By Grant C. Willis, Robert F. Biek, and Janice M. Hayden

How old is that basalt flow? It seems that almost every visitor to Snow Canyon State Park in southwest Utah asks that question about the spectacular black lava flow that cascades over the red and white sandstone of the park, and which now forms the landscape of so many homes in the Santa Clara-St. George area.

Until recently, the answer has always been, “We don’t know, but it is young,” followed by a plethora of estimates ranging from a few hundred to several thousand years. Our estimate, based on indirect evidence including amount of weathering of the surface of the flow, erosion around the edges, and degree of soil development, was a vague “10,000 to 20,000 years” (UGS Open- File Report 339). Finally, we may have a more satisfying answer.

Igneous rocks yield the most tightly constrained ages of any rock type because they contain radioactive isotopes that decay at uniform rates. Unfortunately, very young volcanic rocks (less than a few tens of thousands of years old) generally have not had enough time to produce a significant amount of the “daughter” isotope, and thus cannot be directly dated using the standard methods (except under ideal circumstances). When we mapped most of the St. George basin in the 1990s, we were able to obtain well-constrained argon-40 – argon-39 ages on nearly all basalt flows in the area, but never on the Santa Clara flow. Since the basalt itself could not be dated, we concluded that the best chance of obtaining an accurate age was to find a piece of charcoal from plant material buried by the flow that could be radiocarbon dated (carbon-14 dating of charcoal is useful back to about 60,000 years ago).

In the fall of 2005, we finally found the charcoal we had been looking for – a short woody branch preserved in loose sand just below the lava flow that appeared to have been burned by the advancing lava.
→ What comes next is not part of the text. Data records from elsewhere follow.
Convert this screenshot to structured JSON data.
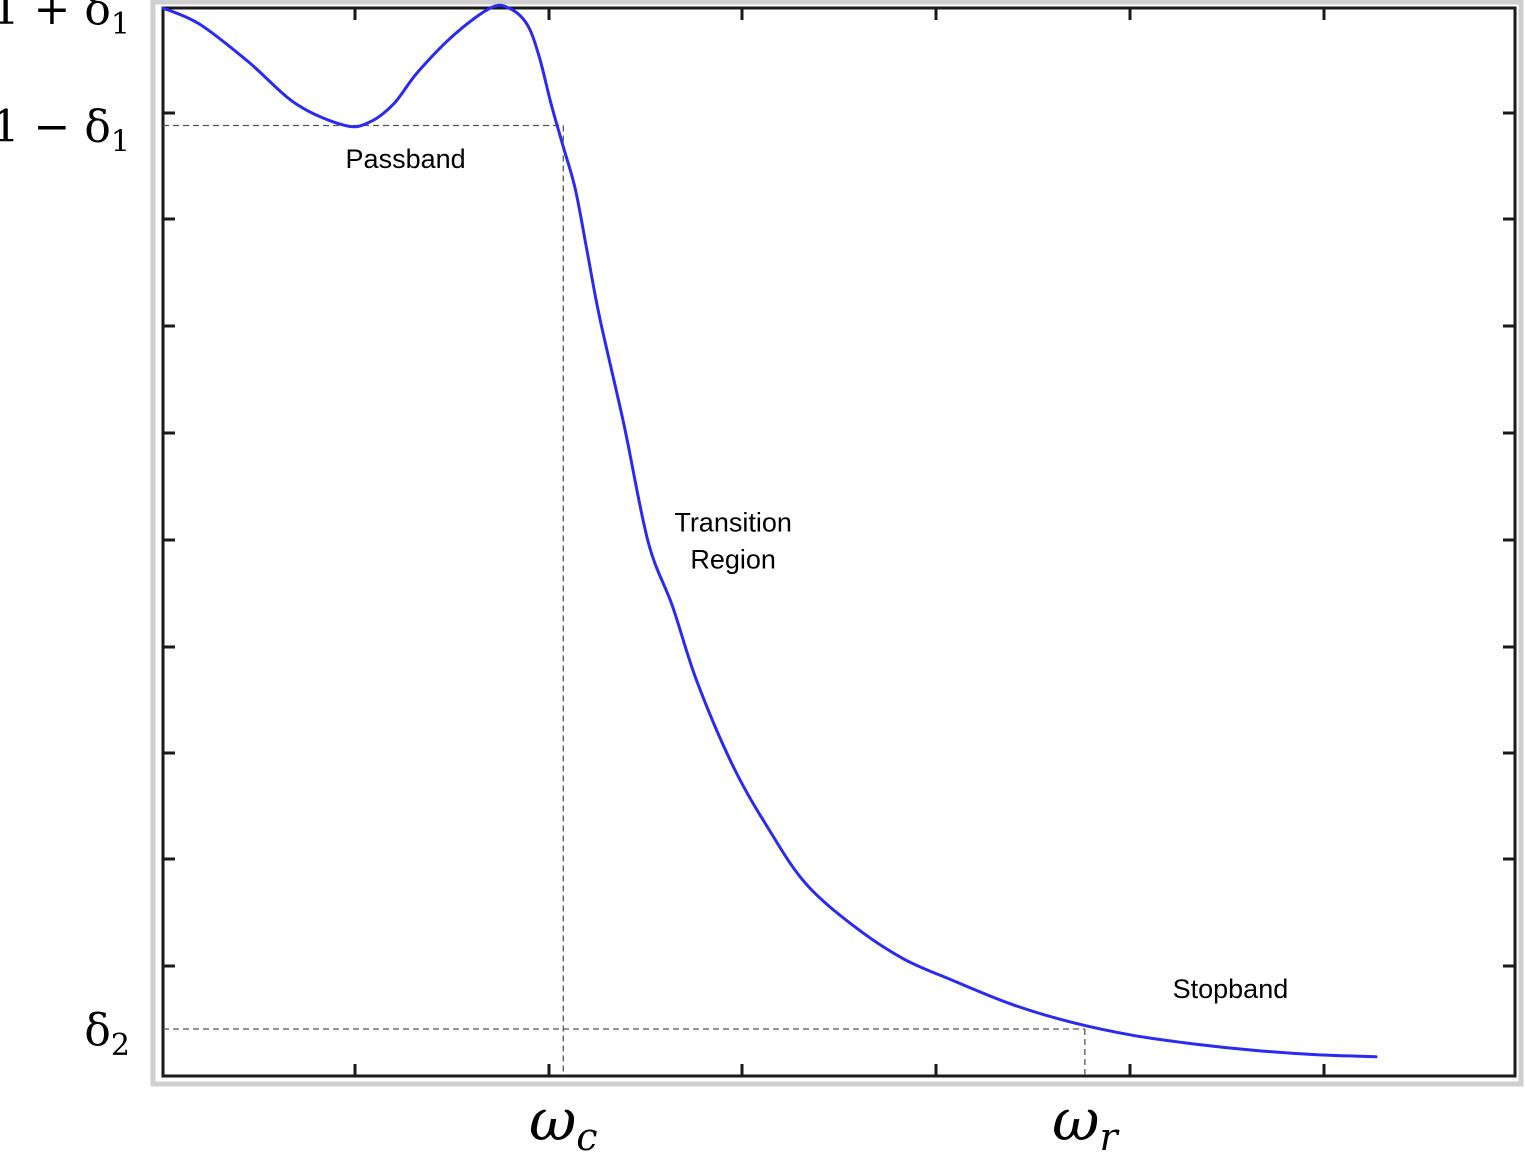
{
  "chart_data": {
    "type": "line",
    "title": "",
    "xlabel": "",
    "ylabel": "",
    "grid": false,
    "xlim": [
      0,
      1.0
    ],
    "ylim": [
      0,
      1.0
    ],
    "x_tick_labels": [
      {
        "value": 0.33,
        "symbol": "ω",
        "sub": "c"
      },
      {
        "value": 0.76,
        "symbol": "ω",
        "sub": "r"
      }
    ],
    "y_tick_labels": [
      {
        "value": 1.0,
        "text": "1 + δ",
        "sub": "1"
      },
      {
        "value": 0.89,
        "text": "1 − δ",
        "sub": "1"
      },
      {
        "value": 0.044,
        "text": "δ",
        "sub": "2"
      }
    ],
    "annotations": [
      {
        "text": "Passband",
        "x": 0.2,
        "y": 0.85
      },
      {
        "text": "Transition",
        "x": 0.47,
        "y": 0.51
      },
      {
        "text": "Region",
        "x": 0.47,
        "y": 0.475
      },
      {
        "text": "Stopband",
        "x": 0.88,
        "y": 0.073
      }
    ],
    "reference_lines": [
      {
        "from": [
          0,
          0.89
        ],
        "to": [
          0.33,
          0.89
        ]
      },
      {
        "from": [
          0.33,
          0.89
        ],
        "to": [
          0.33,
          0.0
        ]
      },
      {
        "from": [
          0,
          0.044
        ],
        "to": [
          0.76,
          0.044
        ]
      },
      {
        "from": [
          0.76,
          0.044
        ],
        "to": [
          0.76,
          0.0
        ]
      }
    ],
    "series": [
      {
        "color": "#2a2af0",
        "x": [
          0.0,
          0.03,
          0.07,
          0.11,
          0.15,
          0.17,
          0.19,
          0.21,
          0.24,
          0.27,
          0.285,
          0.3,
          0.31,
          0.32,
          0.33,
          0.34,
          0.35,
          0.36,
          0.38,
          0.4,
          0.42,
          0.44,
          0.47,
          0.5,
          0.53,
          0.57,
          0.61,
          0.65,
          0.7,
          0.75,
          0.8,
          0.85,
          0.9,
          0.95,
          1.0
        ],
        "y": [
          1.0,
          0.985,
          0.95,
          0.91,
          0.89,
          0.893,
          0.91,
          0.94,
          0.975,
          1.0,
          1.0,
          0.985,
          0.955,
          0.91,
          0.87,
          0.83,
          0.77,
          0.71,
          0.61,
          0.5,
          0.44,
          0.37,
          0.29,
          0.23,
          0.18,
          0.14,
          0.11,
          0.09,
          0.067,
          0.05,
          0.038,
          0.03,
          0.024,
          0.02,
          0.018
        ]
      }
    ]
  },
  "colors": {
    "axis": "#1a1a1a",
    "frame_shadow": "#cfcfcf",
    "curve": "#2a2af0",
    "reference": "#555555"
  }
}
The lab (Beta Analytic, Inc.) struggled with the sample, probably because of the high temperature to which it had been subjected, but finally obtained an age of 27,270 ± 250 radiocarbon years before present. We feel confident that this age is reliable, but we hope we can someday confirm or refute the results by finding another sample and using another dating method.
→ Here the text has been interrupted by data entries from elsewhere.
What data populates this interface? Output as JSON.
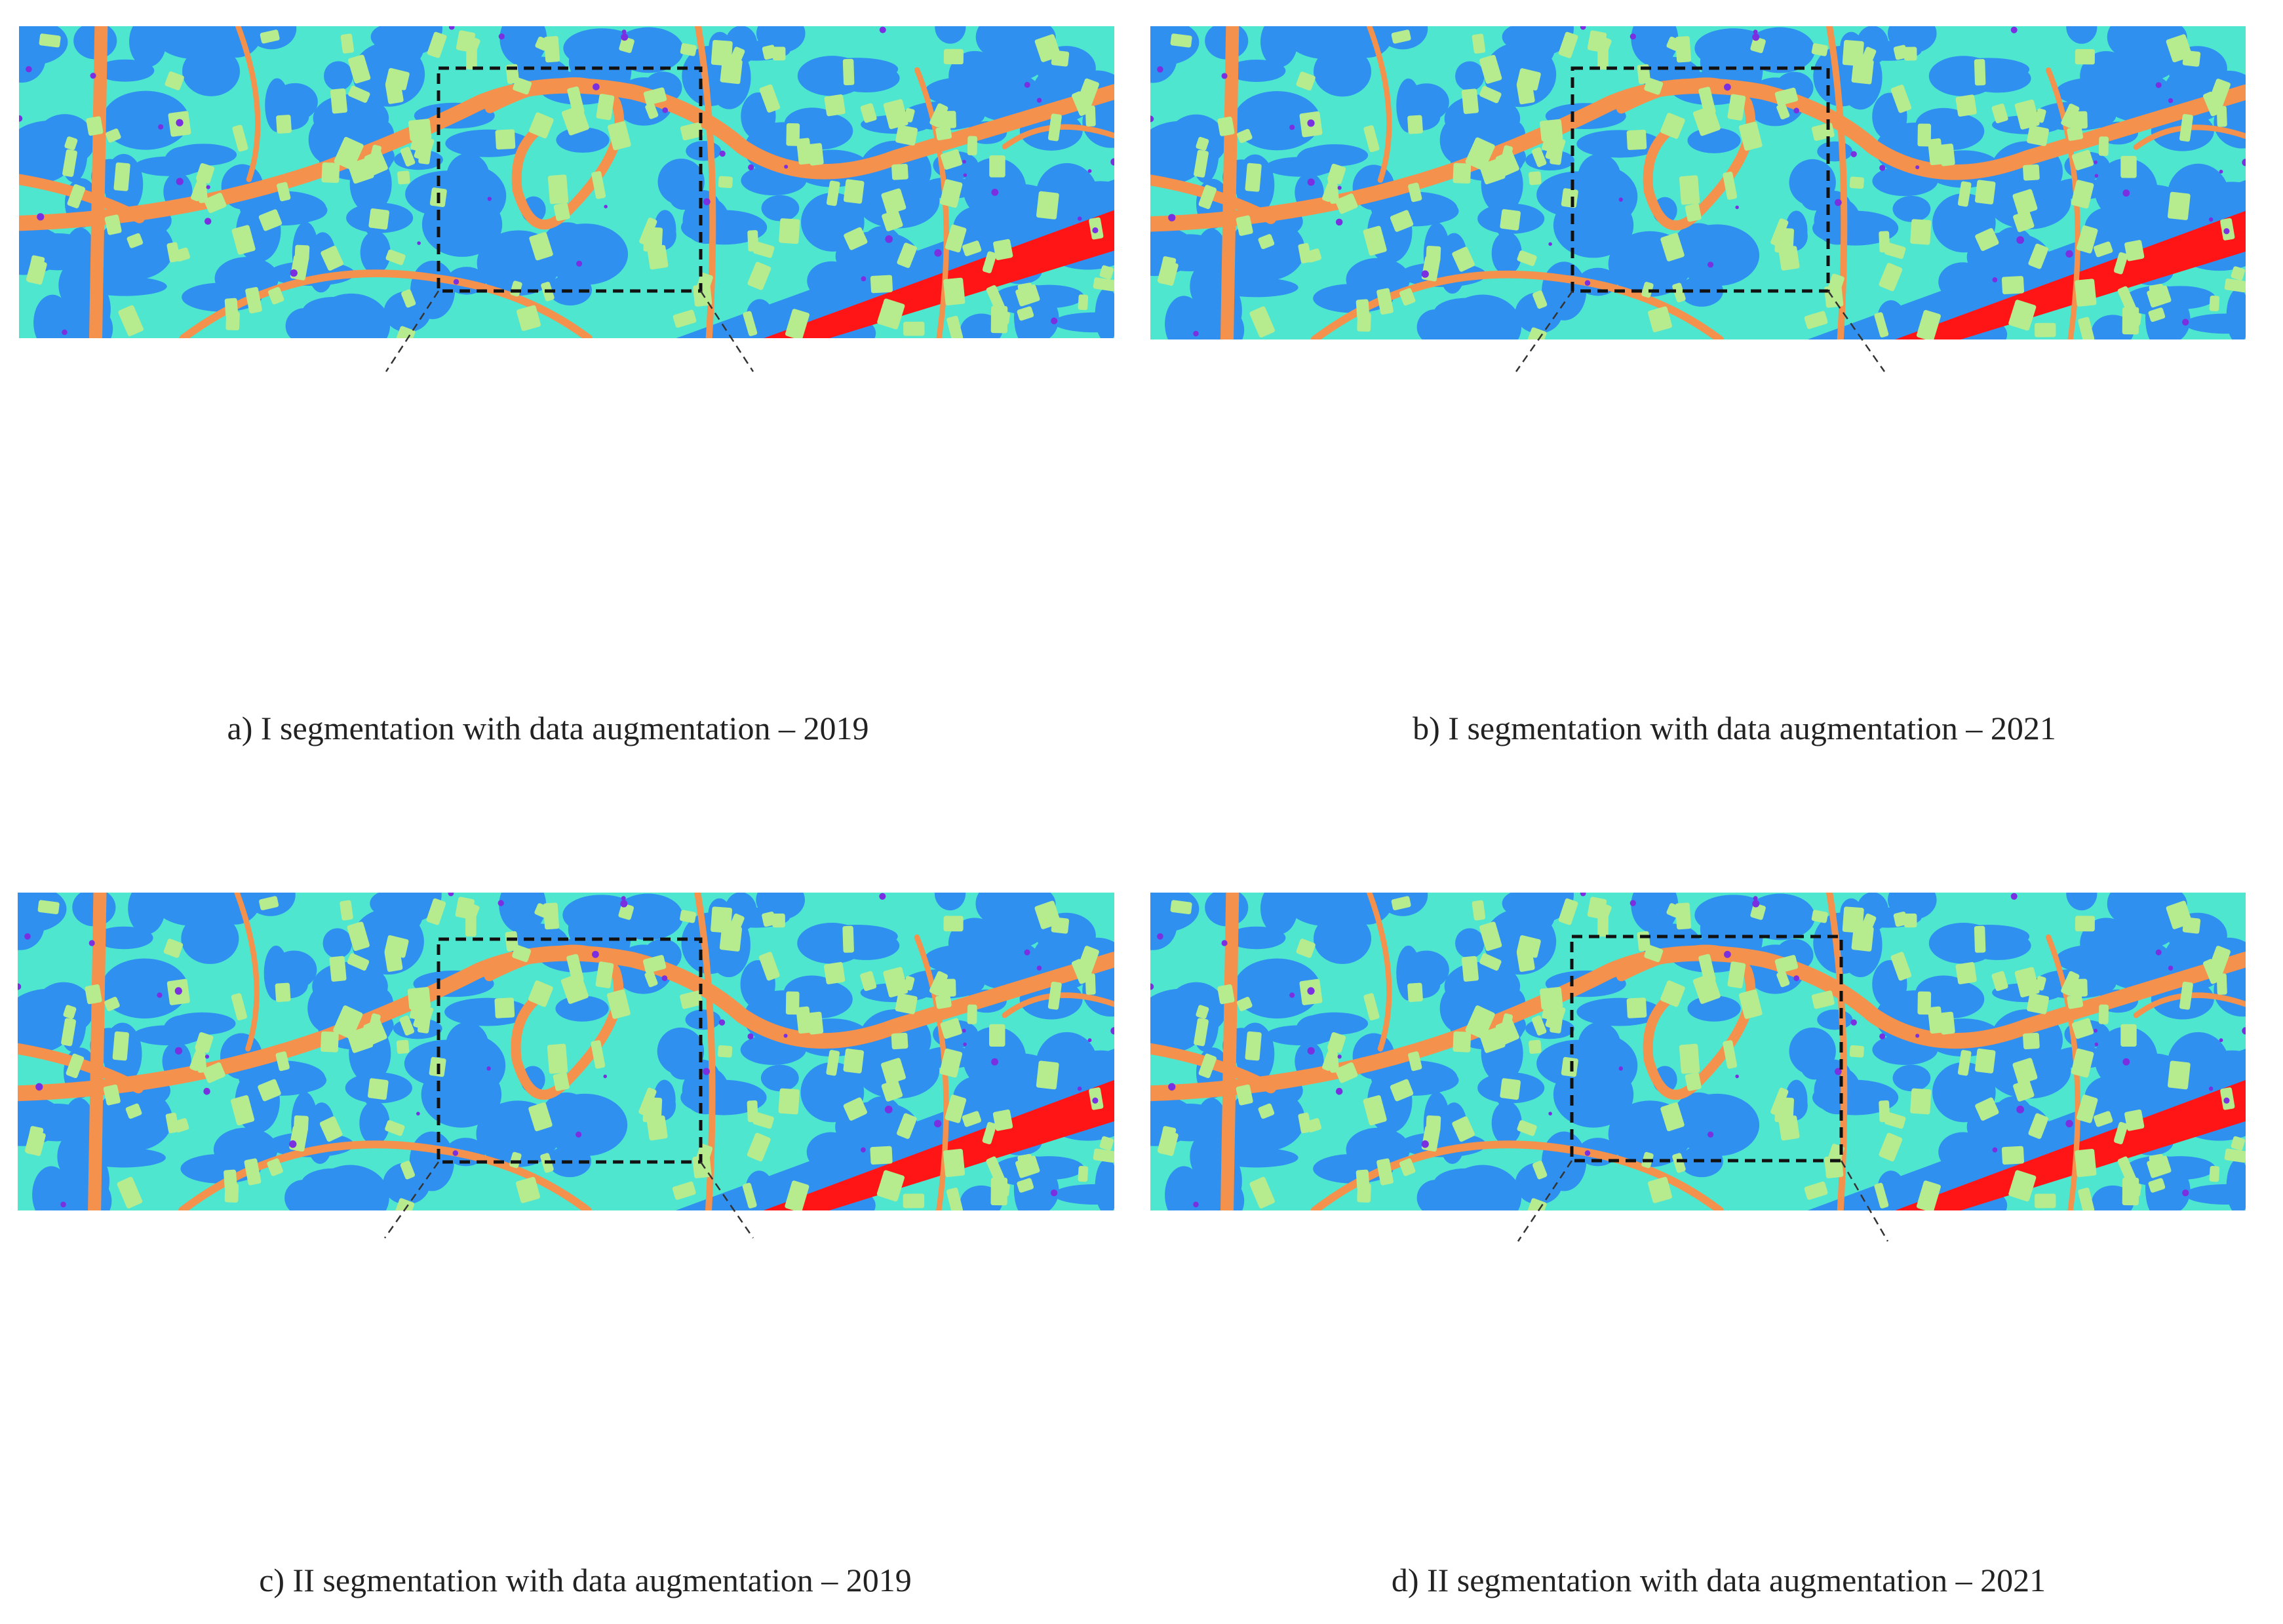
{
  "panels": [
    {
      "caption": "a) I segmentation with data augmentation – 2019"
    },
    {
      "caption": "b) I segmentation with data augmentation – 2021"
    },
    {
      "caption": "c) II segmentation with data augmentation – 2019"
    },
    {
      "caption": "d) II segmentation with data augmentation – 2021"
    }
  ]
}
Is the Santa Clara flow the youngest lava flow in Utah, as some have suggested? No – not even close. Though other young flows are poorly dated for similar reasons, we are confident that some flows in the Fillmore-Black Rock Desert area in central Utah, and on the Markagunt Plateau north of Zion National Park, are much younger. The Ice Springs flow near Fillmore may be less than 1000 years old (C.G. Oviatt, UGS Special Studies 73).